I giornalisti avevano snobbato l’evento ben sapendo come sarebbe andata a finire la gara. Secondo l’unico giornalista presente, George Taber del Time, i commenti dei suoi colleghi erano:
Tutti sanno che i vini francesi vinceranno, perché perdere tempo? È come il gigante contro il ragazzino, nessuno la prende seriamente. Il vino della California non esiste.
Anche Taber non si aspettava grandi novità dalla serata, e come avrebbe scritto poi in un suo libro dedicato a questa storia si chiedeva perché il suo giornale lo avesse mandato a perdere tempo per assistere alla competizione. Non c’era nemmeno un fotografo ufficiale, le uniche fotografie furono scattate dallo stesso Spurrier e dalla moglie Annabelle. Naturalmente anche Spurrier era perfettamente convinto che i vini francesi sarebbero risultati i vincitori nelle due serate. Conosceva ed apprezzava i vini californiani, e sperava solamente che quella serata avrebbe fornito un po’ di notorietà alla regione, anche perché aveva intenzione di inserire qualche cantina di Napa nel suo listino. Come riporta George Taber, durante gli assaggi i giudici annusavano, sorseggiavano e sputavano, pensando di essere del tutto capaci di separare la nobiltà dalla plebe. I commenti furono ripresi dal giornalista che annotava il numero della bottiglia che i giudici stavano assaggiando in quel momento, e si accorse subito dalle loro parole che erano piuttosto confusi.
Alla fine della prima serata, fu annunciato il punteggio finale dallo stesso Spurrier: i giudici avevano assegnato i punteggi migliori non ai vini francesi, ma a quelli americani. La competizione per i vini bianchi fu vinta dallo Chardonnay Chateau Montellena 1973, Calistoga, California, con 132 punti.. Tra i primi quattro piazzati, solo uno era francese, il Mersault Chames Roulò della stessa annata con 126,5 punti.
Non ci credeva nessuno.
I giudici sentivano di aver fatto qualche errore di valutazione, e anche il capo cantiniere di Montellena, un immigrato croato di nome Mike Grgich non diede importanza alla cosa fino a che ricevette una telefonata dal New York Times che gli voleva scattare qualche foto. Racconta Grgich che dalla contentezza si era messo a ballare in cantina e cantare in croato urlando al miracolo. E i giudici, i giudici francesi, non erano molto felici: proprio loro, il gotha dei degustatori, nove francesi, avevano dato la vittoria agli sconosciuti vini bianchi della California.
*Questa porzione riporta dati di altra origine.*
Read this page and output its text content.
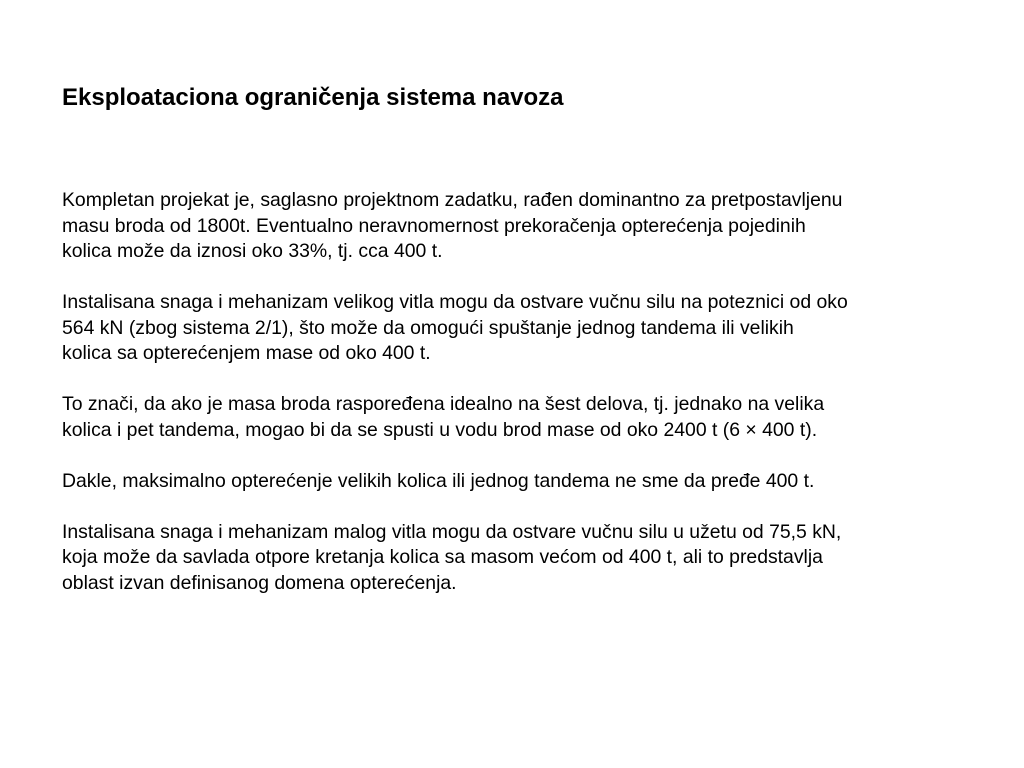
Eksploataciona ograničenja sistema navoza

Kompletan projekat je, saglasno projektnom zadatku, rađen dominantno za pretpostavljenu
masu broda od 1800t. Eventualno neravnomernost prekoračenja opterećenja pojedinih
kolica može da iznosi oko 33%, tj. cca 400 t.

Instalisana snaga i mehanizam velikog vitla mogu da ostvare vučnu silu na poteznici od oko
564 kN (zbog sistema 2/1), što može da omogući spuštanje jednog tandema ili velikih
kolica sa opterećenjem mase od oko 400 t.

To znači, da ako je masa broda raspoređena idealno na šest delova, tj. jednako na velika
kolica i pet tandema, mogao bi da se spusti u vodu brod mase od oko 2400 t (6 × 400 t).

Dakle, maksimalno opterećenje velikih kolica ili jednog tandema ne sme da pređe 400 t.

Instalisana snaga i mehanizam malog vitla mogu da ostvare vučnu silu u užetu od 75,5 kN,
koja može da savlada otpore kretanja kolica sa masom većom od 400 t, ali to predstavlja
oblast izvan definisanog domena opterećenja.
La sera dopo, la degustazione dei vini rossi prese più tempo, sembrava che i giudici volessero stare bene attenti a non ripetere l’errore della sera prima.
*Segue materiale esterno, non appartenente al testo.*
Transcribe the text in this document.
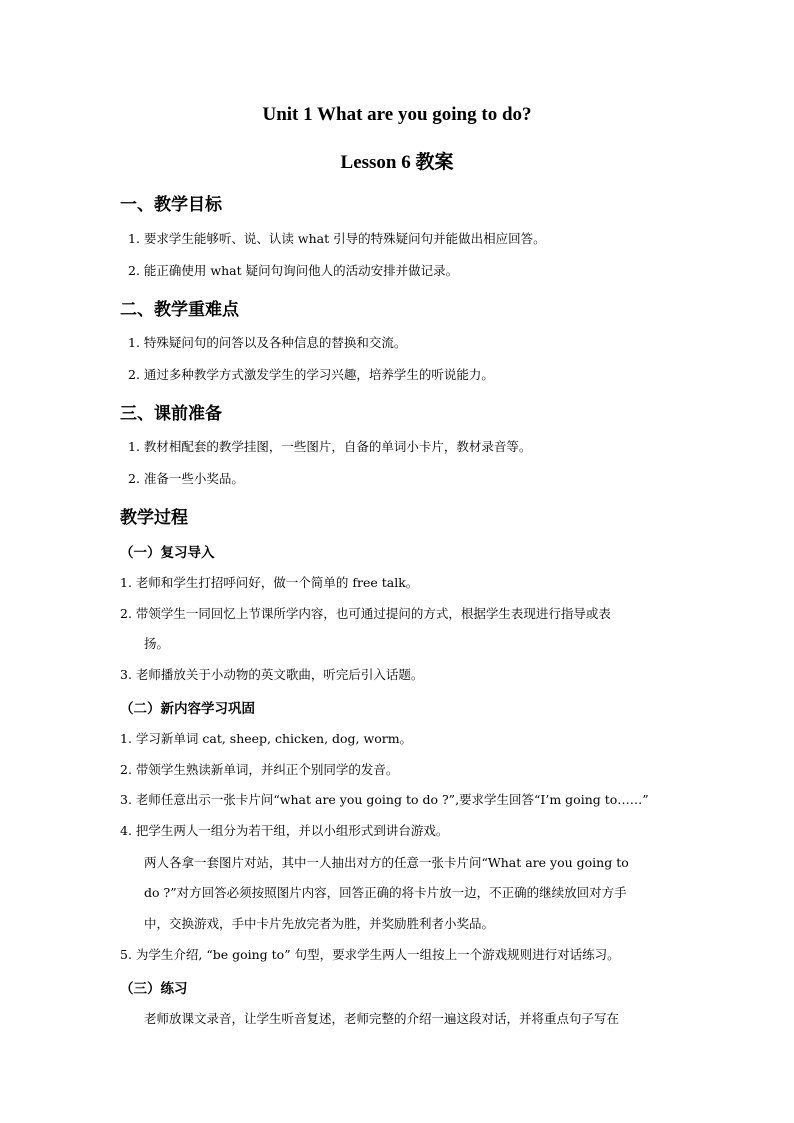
Unit 1 What are you going to do?
Lesson 6 教案
一、教学目标
1. 要求学生能够听、说、认读 what 引导的特殊疑问句并能做出相应回答。
2. 能正确使用 what 疑问句询问他人的活动安排并做记录。
二、教学重难点
1. 特殊疑问句的问答以及各种信息的替换和交流。
2. 通过多种教学方式激发学生的学习兴趣，培养学生的听说能力。
三、课前准备
1. 教材相配套的教学挂图，一些图片，自备的单词小卡片，教材录音等。
2. 准备一些小奖品。
教学过程
（一）复习导入
1. 老师和学生打招呼问好，做一个简单的 free talk。
2. 带领学生一同回忆上节课所学内容，也可通过提问的方式，根据学生表现进行指导或表
扬。
3. 老师播放关于小动物的英文歌曲，听完后引入话题。
（二）新内容学习巩固
1. 学习新单词 cat, sheep, chicken, dog, worm。
2. 带领学生熟读新单词，并纠正个别同学的发音。
3. 老师任意出示一张卡片问“what are you going to do ?”,要求学生回答“I’m going to……”
4. 把学生两人一组分为若干组，并以小组形式到讲台游戏。
两人各拿一套图片对站，其中一人抽出对方的任意一张卡片问“What are you going to
do ?”对方回答必须按照图片内容，回答正确的将卡片放一边，不正确的继续放回对方手
中，交换游戏，手中卡片先放完者为胜，并奖励胜利者小奖品。
5. 为学生介绍, “be going to” 句型，要求学生两人一组按上一个游戏规则进行对话练习。
（三）练习
老师放课文录音，让学生听音复述，老师完整的介绍一遍这段对话，并将重点句子写在
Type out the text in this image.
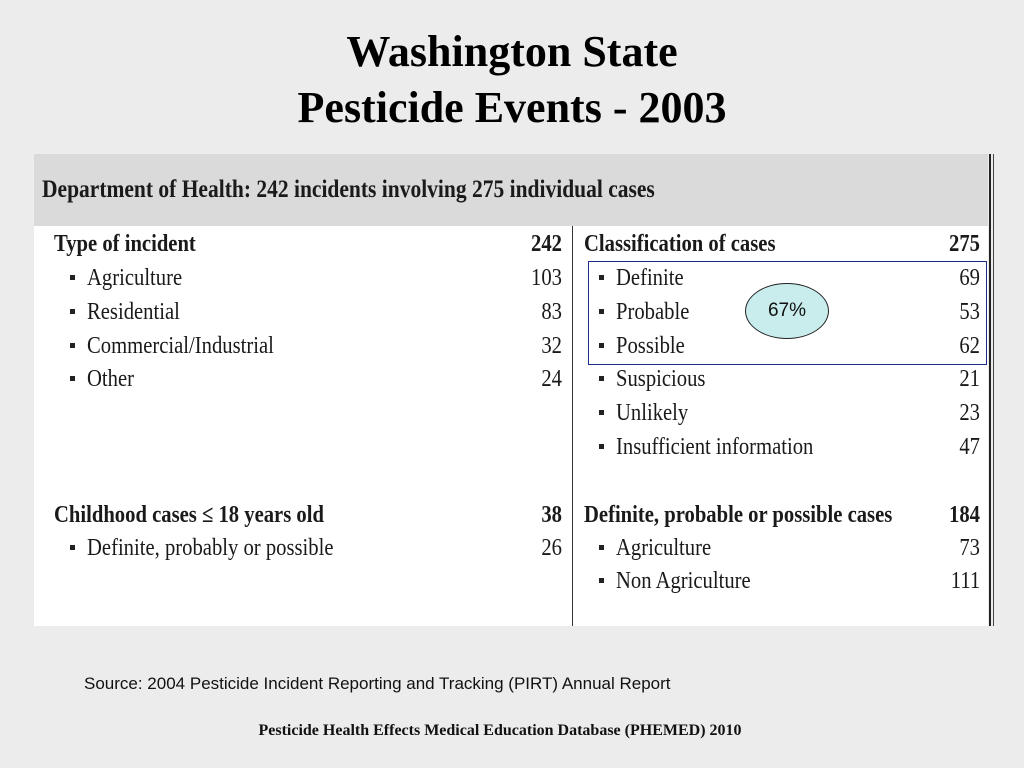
Washington State
Pesticide Events - 2003
Department of Health: 242 incidents involving 275 individual cases
Type of incident	242
Agriculture	103
Residential	83
Commercial/Industrial	32
Other	24
Childhood cases ≤ 18 years old	38
Definite, probably or possible	26
Classification of cases	275
Definite	69
Probable	53
Possible	62
Suspicious	21
Unlikely	23
Insufficient information	47
Definite, probable or possible cases 184
Agriculture	73
Non Agriculture	111
67%
Source: 2004 Pesticide Incident Reporting and Tracking (PIRT) Annual Report
Pesticide Health Effects Medical Education Database (PHEMED) 2010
Ma quando vennero scoperti i punteggi, fu ancora un americano a risultare primo in classifica, il Cabernet Sauvignon 1973 di Stag’s Leaps Wine Cellar, con 127 punti e mezzo contro i 126 del secondo classificato, lo Chateau Mouton-Rotschild del 1970. L’attenzione posta dai giudici nella degustazione dei rossi risulta dal fatto che questa volta fra i primi quattro vini, tre erano francesi. Ma resta il fatto che il primo era un vino della California. Da questo link potete consultare la classifica finale.
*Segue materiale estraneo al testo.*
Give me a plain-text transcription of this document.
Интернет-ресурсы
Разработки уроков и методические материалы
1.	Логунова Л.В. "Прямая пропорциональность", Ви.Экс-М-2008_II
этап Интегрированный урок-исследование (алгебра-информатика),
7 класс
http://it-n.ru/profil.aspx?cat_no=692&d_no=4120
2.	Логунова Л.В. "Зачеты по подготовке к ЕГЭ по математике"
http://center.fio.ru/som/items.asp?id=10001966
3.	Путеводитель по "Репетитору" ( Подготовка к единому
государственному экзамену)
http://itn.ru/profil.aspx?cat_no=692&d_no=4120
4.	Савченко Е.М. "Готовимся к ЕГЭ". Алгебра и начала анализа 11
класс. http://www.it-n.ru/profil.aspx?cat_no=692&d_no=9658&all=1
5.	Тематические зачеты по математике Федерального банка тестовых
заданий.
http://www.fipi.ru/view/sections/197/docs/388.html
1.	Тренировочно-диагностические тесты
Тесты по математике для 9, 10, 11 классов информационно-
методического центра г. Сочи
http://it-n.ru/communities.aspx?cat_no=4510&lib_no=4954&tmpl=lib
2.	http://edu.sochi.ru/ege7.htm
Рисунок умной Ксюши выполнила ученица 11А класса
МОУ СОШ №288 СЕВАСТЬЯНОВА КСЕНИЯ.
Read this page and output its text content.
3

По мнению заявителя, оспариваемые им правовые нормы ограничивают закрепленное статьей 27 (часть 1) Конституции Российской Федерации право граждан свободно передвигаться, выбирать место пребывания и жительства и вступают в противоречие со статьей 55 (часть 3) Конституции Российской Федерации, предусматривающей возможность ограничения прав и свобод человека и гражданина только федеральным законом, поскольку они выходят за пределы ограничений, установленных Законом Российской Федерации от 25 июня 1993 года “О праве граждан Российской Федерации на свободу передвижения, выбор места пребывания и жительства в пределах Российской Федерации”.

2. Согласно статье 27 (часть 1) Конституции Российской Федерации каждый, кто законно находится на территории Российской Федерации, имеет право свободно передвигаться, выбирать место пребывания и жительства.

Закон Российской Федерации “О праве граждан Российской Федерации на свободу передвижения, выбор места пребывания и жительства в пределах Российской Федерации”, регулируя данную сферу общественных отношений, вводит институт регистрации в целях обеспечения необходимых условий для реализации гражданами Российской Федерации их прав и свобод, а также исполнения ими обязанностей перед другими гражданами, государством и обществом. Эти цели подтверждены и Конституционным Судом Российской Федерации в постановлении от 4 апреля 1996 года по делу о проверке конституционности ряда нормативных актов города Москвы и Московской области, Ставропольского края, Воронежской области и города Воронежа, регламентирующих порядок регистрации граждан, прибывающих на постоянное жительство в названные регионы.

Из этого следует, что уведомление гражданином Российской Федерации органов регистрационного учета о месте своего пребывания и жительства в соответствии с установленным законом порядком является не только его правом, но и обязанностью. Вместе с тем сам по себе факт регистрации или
Una bottiglia di questo vino ora è presente anche all’istituto Smithsonian come uno dei 101 oggetti che hanno fatto l’America, insieme alla bussola di Lewis e al telefono di Bell.
I quattro paragrafi che George Taber scrisse per Time Magazine sono i responsabili dei progressi del vino americano: è lui il motivo per cui la storia è diventata famosa. Il merito del Judgement of Paris, di Steven Spurrier e dell’articolo di Taber è stato mostrare che non solo in Francia si possono produrre grandi vini; da quel momento in poi sugli scaffali delle enoteche e nelle carte dei vini dei ristoranti americani hanno iniziato a comparire vini dagli Stati Uniti, dalla Nuova Zelanda, l’Australia, il Sudafrica. La vittoria dei vini della California fu un vero e proprio grande scandalo nel mondo del vino. Ma soprattutto i vini del resto del mondo che non era francese iniziarono a partecipare ai concorsi senza più sensi di inferiorità rispetto ai vini francesi.
Warren Winiaski, il proprietario di Stag’s Leaps Wine Cellars il cui Cabernet sauvignon si piazzò al primo posto nella competizione dei vini rossi, dieci anni dopo vendette la sua azienda per 185 milioni di dollari, una cifra che prima della competizione di Parigi non sarebbe stata nemmeno pensabile. Il giorno dopo la degustazione, racconta che doveva tenere la cornetta del telefono staccata, perché tutti telefonavano chiedendo di comprare i suoi vini.
Prima di quella sera “il vino della California non si vedeva, il vino della California non esisteva”, avrebbe raccontato Spurrier qualche anno dopo dalla sua casa nel Dorset, dove era tornato a lavorare come consulente e scrittore di vino. George Taber del Time Magazine, l’unico giornalista presente alla degustazione, scrisse nel libro che raccontava la serata:
I francesi avevano ingannato il mondo facendo pensare che solo in Francia si possano fare grandi vini, che solo in Francia si ha il clima perfetto, la terra perfetta, l'uva perfetta. La Francia era su un piedistallo. La Francia era unica
Dopo quelle due serate il proprietario della più grande tenuta della Borgogna in Francia disse a Spurrier che il Giudizio di Parigi "era stato un calcio nel fondo dei pantaloni per il vino francese". Fu praticamente bandito dalle cantine dove una volta era un gradito ospite e accusato di aver organizzato l'umiliazione della Francia. Ed anche molti dei giudici furono invitati a dimettersi da posizioni d'onore e riconoscimento. Nel 1988 Spurrier lasciò tutti i suoi interessi nel settore del vino in Francia e tornò nel Regno Unito, lavorando come consulente e come giornalista. È stato il fondatore nel 1982 e direttore del Wine Course presso la casa d’aste Christie’s. Ha lavorato come consulente del vino di Singapore Airlines e consulente per Decanter. Una sintesi della sua vita nel campo del vino è stata raccontata da Eric Asimov in questo post.
Alla fine il mondo del vino francese ha rivalutato Spurrier, rendendosi forse conto che tenere il broncio non le stava facendo onore e nel 1988 fu nominato Le Personalite de l'Annee per i suoi servizi al vino francese. Nel 2001 gli è stato conferito il Grand Prix de l'Academie Internationale du Vin . Ha fondato nel 2019 la Biblioteca dell'Academie du Vin con Simon McMurtrie per promuovere la scrittura del vino, l’ultima edizione del suo libro di memorie è stata pubblicata nel 2020.
Spurrier ha ricevuto diversi premi internazionali per la scrittura del vino, tra cui Le Prix de Champagne Lanson e il Bunch Prize, entrambi per articoli pubblicati su Decanter. Su Club Enologique ha scritto il suo ultimo articolo, dove parlava di cosa beveva durante il lockdown.